And resilience is certainly something keynote speaker Henry Fraser has in spades.

Henry was 17 years old and a promising rugby player, when a tragic accident crushed his spinal cord, rendering him paralyzed from the shoulders down.

His talk, aptly titled “Pushing Myself”, recounted his subsequent battle to “accept and adapt” to his new life. It’s a story of one man’s superhuman resilience, determination and strength of character as he pushes himself forward to meet the challenge of what’s in front of him.

Henry describes himself as an optimist. “Facing challenges in life is inevitable, but being defeated is optional,” he said. “Be grateful for the little things in life…it’s so easy to take each day for granted. Get the voice in your head to always talk about the things you can do, not the things you can’t do.”

Henry now has a successful career as a public speaker, artist and author. His book, “The Little Big Things”, was adapted into a musical in London’s West End, with rave reviews.

“It’s the striving that makes life meaningful,” he said, “the greater the challenge, the more alive you feel.”

The power of feeling gratitude was also significant to the second speaker of the day.

Lieutenant Commander Kim Poirrier of the Royal Canadian Navy was just eight years old in 1979, when she endured a treacherous journey to escape the horrors of communist Vietnam, eventually settling in Canada.
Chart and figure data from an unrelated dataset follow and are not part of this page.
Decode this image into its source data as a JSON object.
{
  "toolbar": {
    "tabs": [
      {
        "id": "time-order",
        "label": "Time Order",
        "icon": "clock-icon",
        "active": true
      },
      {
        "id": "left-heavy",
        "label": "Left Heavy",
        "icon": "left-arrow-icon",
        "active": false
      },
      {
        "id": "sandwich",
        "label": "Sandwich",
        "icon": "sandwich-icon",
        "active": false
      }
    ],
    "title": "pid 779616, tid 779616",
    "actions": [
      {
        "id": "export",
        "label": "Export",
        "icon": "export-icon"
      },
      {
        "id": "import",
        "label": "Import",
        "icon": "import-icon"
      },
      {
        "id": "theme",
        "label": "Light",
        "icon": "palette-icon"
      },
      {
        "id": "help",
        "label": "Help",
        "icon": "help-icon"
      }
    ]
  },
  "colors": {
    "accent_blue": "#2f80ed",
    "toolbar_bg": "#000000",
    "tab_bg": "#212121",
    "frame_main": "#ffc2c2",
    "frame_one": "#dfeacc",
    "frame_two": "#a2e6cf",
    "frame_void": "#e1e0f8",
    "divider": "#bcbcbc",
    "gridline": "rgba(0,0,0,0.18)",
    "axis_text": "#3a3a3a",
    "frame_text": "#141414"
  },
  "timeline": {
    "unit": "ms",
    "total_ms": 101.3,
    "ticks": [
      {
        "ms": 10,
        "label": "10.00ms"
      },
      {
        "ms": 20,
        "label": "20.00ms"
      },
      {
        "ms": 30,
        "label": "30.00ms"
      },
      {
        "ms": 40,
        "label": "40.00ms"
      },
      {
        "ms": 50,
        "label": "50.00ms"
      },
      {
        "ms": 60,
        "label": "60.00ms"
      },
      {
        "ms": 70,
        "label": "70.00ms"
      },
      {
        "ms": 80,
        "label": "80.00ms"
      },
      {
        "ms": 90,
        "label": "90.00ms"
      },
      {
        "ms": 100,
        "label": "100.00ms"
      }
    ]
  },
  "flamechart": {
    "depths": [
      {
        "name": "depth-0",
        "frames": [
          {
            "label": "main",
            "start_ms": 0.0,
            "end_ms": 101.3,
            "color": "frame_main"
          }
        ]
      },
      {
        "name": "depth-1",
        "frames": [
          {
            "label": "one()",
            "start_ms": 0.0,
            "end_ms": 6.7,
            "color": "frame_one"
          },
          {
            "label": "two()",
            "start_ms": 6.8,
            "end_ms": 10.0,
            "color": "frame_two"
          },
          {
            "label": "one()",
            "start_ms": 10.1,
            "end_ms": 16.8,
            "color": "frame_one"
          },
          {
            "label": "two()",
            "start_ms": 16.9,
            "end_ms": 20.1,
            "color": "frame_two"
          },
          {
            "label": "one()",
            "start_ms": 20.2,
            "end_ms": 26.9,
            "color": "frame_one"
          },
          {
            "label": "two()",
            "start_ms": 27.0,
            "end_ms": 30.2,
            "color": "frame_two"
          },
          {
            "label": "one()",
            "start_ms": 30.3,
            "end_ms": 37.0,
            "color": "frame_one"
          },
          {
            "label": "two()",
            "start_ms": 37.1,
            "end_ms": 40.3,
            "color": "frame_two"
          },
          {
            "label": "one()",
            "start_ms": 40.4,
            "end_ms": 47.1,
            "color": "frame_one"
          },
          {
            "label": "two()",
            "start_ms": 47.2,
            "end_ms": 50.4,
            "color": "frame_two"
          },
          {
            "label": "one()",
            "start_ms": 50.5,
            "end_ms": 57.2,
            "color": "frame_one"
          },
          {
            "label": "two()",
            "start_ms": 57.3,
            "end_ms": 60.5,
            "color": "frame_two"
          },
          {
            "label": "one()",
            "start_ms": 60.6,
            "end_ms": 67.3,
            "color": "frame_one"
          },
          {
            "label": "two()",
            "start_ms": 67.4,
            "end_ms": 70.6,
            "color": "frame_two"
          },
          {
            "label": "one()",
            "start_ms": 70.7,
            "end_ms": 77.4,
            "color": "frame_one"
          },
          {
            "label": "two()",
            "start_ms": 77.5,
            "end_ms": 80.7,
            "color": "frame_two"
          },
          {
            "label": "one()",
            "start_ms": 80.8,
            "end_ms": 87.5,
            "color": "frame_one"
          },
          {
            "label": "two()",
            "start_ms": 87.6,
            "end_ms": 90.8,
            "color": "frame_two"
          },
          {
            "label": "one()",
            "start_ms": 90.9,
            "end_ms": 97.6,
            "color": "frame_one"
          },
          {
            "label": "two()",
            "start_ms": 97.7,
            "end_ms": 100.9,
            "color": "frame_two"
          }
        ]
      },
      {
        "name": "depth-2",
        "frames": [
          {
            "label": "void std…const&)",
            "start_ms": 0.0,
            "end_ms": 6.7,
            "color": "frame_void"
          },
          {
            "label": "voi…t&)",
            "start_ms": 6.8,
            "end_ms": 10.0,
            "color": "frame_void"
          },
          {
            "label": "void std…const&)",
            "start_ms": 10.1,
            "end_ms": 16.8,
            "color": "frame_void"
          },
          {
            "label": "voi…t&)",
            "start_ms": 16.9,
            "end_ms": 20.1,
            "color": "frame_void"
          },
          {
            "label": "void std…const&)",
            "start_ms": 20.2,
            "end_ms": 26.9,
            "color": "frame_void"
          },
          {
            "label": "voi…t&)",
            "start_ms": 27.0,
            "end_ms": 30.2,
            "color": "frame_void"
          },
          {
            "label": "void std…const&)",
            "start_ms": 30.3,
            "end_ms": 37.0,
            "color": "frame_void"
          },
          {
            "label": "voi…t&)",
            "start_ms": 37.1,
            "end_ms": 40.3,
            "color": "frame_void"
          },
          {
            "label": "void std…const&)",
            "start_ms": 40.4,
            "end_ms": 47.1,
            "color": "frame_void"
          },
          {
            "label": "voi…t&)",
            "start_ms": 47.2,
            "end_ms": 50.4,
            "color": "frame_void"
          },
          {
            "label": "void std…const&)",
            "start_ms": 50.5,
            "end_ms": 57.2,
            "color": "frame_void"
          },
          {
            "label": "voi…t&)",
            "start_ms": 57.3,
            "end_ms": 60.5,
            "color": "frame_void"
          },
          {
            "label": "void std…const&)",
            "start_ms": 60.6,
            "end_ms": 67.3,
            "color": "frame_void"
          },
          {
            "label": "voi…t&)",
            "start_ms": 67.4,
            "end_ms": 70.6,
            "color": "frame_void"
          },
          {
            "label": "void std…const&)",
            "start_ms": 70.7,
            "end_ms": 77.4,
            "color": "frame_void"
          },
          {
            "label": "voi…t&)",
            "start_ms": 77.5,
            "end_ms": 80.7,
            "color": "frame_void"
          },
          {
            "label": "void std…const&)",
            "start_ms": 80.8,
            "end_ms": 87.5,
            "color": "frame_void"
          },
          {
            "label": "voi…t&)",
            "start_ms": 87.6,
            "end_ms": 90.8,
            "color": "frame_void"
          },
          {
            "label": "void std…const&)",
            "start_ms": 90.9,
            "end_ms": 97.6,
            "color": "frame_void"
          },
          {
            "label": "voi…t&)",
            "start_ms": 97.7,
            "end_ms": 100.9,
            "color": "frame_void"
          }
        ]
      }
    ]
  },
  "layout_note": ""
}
During her talk, “Finding Your Inner Harmony”, she described how she was bullied at school as she struggled to fit into her new home.

This armed her with a competitive spirit, a determination to overcome adversity, and drove her on to succeed.

Later, going against her parents’ cultural expectations that she would simply “marry well”, she fought hard for gender equality and joined the Canadian Armed Forces, enjoying a rewarding 30-year military career. Describing her struggle to overcome gender inequality throughout her career, she used perseverance to overcome the challenges she faced.

Lt Cdr Porrier suffered more tragedy when her husband of 28 years died suddenly of a catastrophic stroke.

“What gives me strength?”, she said. “My children, my love for my husband, and the fact I choose to live for both of us. I need to get up, even though all I want to do is lie down. The military is also a source of strength. It empowers me that I’m an officer in the Canadian Armed Forces, and I have a job to do.”

She accepts life is both “beautiful and hard”, with loss being an inevitable part. The power of perspective, and an “attitude of gratitude” have helped her survive her grief, and she describes each day as a gift.

Commander MARCOM Vice Admiral Mike Utley thanked the speakers for their time.

“Acceptance, adaptability, compassion, respect, patience – these are all words we pride ourselves on within the military,” he said. “And the ability to admit your own weaknesses, so you can accept the strength of other people. That sort of humility is something I think we all strive for.”